Nous avons dansé, nous nous sommes libérés

Par notre histoire, nous inspirons les autres à fleurir

Mais la fête terminée, la chasse royale a repris son cours

Mon exposition a révélé la fragilité de leur contrôle

La peur les a fait redoubler de cruauté

De nouveau, ils nous persécutent, nous débusquent

Désormais, nous, les Aziza, ne sommes plus à l’abri

Par le feu, nous sommes chassés de notre refuge

Exhibés de force à la foule, le soleil nous dégoûte

Déportés, enchaînés, enfermés dans leurs prisons

Nous ne brillons plus, nous ne célébrons plus.

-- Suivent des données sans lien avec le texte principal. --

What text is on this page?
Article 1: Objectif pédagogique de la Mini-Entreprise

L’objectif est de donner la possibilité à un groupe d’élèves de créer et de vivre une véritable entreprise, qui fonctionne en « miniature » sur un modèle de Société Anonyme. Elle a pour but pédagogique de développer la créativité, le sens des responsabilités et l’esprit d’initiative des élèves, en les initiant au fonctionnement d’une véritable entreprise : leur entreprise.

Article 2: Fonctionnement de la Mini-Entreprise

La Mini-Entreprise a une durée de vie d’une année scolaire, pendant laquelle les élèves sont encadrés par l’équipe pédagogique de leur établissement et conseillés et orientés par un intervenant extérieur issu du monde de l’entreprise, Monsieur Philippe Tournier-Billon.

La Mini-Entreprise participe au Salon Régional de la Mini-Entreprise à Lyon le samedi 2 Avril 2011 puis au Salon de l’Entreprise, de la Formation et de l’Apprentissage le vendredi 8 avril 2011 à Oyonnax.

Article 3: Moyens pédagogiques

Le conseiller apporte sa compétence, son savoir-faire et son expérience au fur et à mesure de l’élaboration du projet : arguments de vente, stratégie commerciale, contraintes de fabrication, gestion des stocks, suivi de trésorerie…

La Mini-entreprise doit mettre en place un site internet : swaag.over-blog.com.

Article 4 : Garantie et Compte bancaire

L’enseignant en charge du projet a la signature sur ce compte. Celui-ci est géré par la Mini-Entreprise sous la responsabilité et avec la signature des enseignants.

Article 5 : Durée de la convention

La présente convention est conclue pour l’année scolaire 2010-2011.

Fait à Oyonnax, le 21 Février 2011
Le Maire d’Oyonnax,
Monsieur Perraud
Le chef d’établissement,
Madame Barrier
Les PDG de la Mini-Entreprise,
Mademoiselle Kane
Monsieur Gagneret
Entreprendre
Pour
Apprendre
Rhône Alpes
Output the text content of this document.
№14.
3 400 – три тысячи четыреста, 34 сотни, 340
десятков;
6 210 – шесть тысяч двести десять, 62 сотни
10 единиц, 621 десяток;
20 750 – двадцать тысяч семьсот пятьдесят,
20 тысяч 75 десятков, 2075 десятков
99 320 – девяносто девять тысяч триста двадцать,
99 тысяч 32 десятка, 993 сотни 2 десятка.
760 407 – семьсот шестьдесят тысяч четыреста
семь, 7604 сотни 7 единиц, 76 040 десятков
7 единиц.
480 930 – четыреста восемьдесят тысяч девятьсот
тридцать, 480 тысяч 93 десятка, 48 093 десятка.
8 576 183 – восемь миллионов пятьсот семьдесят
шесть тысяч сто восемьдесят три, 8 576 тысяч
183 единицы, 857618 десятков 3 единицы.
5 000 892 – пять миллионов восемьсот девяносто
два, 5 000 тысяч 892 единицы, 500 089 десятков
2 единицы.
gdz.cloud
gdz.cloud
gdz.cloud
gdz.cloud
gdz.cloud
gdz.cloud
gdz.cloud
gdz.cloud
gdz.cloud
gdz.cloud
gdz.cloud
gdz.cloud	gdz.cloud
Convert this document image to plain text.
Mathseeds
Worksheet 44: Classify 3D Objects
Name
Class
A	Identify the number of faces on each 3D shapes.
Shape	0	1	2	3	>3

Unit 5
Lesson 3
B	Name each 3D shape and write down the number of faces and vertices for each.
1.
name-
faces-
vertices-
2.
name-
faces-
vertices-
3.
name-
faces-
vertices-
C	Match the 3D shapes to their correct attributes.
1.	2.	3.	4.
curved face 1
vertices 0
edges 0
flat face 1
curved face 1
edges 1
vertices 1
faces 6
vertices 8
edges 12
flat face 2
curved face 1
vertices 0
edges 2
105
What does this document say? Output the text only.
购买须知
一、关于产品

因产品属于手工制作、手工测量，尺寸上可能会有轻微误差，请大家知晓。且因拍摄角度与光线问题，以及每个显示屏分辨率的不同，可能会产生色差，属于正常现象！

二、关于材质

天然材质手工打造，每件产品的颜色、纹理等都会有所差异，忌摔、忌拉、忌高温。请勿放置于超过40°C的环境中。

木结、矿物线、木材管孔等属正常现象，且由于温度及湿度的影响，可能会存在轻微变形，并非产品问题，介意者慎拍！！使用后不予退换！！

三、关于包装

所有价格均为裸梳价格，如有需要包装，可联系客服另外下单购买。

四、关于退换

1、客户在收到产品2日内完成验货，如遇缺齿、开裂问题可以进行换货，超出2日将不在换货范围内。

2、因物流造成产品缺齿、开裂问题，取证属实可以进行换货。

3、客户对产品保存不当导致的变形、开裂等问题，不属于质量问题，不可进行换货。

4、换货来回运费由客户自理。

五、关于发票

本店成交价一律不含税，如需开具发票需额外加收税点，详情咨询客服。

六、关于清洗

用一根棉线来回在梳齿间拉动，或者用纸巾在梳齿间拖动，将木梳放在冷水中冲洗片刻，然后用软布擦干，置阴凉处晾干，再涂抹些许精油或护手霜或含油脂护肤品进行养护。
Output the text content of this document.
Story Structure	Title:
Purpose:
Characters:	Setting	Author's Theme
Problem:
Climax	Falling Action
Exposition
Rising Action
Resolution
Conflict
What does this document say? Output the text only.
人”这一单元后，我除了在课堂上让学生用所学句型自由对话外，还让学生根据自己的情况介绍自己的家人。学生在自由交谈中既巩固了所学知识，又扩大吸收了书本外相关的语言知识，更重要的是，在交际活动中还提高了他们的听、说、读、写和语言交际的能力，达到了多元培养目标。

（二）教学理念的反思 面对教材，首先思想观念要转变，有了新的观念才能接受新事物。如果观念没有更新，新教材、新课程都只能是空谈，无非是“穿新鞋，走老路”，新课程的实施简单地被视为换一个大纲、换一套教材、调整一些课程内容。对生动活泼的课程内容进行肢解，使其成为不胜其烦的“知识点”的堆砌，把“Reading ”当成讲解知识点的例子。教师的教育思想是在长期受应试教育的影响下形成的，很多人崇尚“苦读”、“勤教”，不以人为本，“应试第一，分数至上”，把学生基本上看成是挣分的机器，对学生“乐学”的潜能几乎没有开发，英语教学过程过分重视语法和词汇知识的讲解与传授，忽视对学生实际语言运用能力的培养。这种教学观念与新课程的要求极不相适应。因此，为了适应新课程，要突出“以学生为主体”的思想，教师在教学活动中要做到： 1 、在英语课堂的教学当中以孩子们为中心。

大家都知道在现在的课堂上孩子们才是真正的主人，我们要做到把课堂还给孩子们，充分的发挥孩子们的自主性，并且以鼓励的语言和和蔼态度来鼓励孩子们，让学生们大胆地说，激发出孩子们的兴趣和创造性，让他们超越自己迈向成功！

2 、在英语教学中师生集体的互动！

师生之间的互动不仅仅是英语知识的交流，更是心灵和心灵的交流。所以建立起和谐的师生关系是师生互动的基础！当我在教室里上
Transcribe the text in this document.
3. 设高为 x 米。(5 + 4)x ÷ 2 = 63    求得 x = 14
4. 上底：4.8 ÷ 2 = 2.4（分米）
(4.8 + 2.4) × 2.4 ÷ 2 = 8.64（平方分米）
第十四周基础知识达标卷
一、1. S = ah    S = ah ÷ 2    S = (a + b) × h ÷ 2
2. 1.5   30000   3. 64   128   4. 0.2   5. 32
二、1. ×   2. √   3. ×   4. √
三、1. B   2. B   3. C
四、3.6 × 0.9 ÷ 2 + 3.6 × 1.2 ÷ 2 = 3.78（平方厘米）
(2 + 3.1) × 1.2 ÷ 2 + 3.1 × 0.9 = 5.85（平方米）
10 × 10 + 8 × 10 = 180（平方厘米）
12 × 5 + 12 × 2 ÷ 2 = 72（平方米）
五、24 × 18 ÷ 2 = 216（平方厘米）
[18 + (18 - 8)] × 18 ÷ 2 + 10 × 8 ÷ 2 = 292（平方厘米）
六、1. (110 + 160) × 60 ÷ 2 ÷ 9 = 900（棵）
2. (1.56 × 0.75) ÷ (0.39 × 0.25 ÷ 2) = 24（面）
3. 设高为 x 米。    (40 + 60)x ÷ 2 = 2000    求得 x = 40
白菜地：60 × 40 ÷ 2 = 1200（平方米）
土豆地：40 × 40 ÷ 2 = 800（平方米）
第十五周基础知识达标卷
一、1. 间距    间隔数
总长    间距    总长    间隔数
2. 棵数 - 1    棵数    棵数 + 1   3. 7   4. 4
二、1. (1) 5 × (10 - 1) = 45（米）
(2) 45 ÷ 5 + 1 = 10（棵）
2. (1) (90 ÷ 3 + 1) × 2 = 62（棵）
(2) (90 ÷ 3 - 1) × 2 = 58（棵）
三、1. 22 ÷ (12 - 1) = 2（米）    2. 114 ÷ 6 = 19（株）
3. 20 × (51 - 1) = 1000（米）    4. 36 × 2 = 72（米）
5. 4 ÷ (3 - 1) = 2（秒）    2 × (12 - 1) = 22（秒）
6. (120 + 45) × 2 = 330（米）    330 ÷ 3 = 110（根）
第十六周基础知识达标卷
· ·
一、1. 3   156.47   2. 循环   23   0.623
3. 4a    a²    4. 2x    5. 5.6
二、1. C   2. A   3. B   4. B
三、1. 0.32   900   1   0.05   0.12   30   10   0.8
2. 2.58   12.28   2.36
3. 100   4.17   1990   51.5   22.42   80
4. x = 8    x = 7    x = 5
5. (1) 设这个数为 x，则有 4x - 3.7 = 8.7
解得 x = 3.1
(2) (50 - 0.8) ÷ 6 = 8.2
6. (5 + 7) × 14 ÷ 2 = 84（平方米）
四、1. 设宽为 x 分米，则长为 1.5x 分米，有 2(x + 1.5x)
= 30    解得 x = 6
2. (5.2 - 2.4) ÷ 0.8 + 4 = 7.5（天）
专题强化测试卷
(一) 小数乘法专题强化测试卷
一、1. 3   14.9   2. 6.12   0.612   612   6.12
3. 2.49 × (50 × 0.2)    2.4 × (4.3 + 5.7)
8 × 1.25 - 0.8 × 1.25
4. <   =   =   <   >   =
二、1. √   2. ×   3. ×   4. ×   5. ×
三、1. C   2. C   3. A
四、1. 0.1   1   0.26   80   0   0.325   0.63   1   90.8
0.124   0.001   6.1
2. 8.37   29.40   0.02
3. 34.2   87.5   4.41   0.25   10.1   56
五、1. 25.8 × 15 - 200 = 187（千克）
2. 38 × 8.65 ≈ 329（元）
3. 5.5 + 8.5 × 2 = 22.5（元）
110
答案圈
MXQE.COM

Seuls, loin de leur monde, loin de notre sanctuaire

Vivre sous le soleil, c’est guerroyer pour notre vie

Prendre notre place dans le monde, c’est épouser la violence

Donner de l’espoir aux nôtres, c’est s’exposer à la torture

Écrire notre histoire, c’est un combat sans fin

Vivre avec fierté, c’est se confronter à la mort.

À propose de l’auteur

Laurent Maurice Lafontant est né en Haïti et a immigré au Québec en 2001. En 2008, il obtient son diplôme de l’Université Concordia à Montréal en Beaux-arts après une double majeure en études cinématographiques et études littéraires. Depuis 2008, Laurent s’implique dans la communauté LGBTQ+ en devenant intervenant au Gris-Montréal et bénévole à Arc-en-ciel d’Afrique, un organisme qui œuvrait pour les personnes LGBTQ+ des communautés noires. Il a réalisé deux courts documentaires sur la question de l’homosexualité au sein des communautés noires à Montréal: Être soi-même (2012) et Au delà des images (2014). Laurent est actuellement le président de la Fondation Massimadi, et le coordonnateur de l’évènement Massimadi: festival des films et des arts LGBTQ+ Afro. Laurent est également un écrivain qui a publié son premier roman « La dernière lumière de Terrexil » au printemps 2018.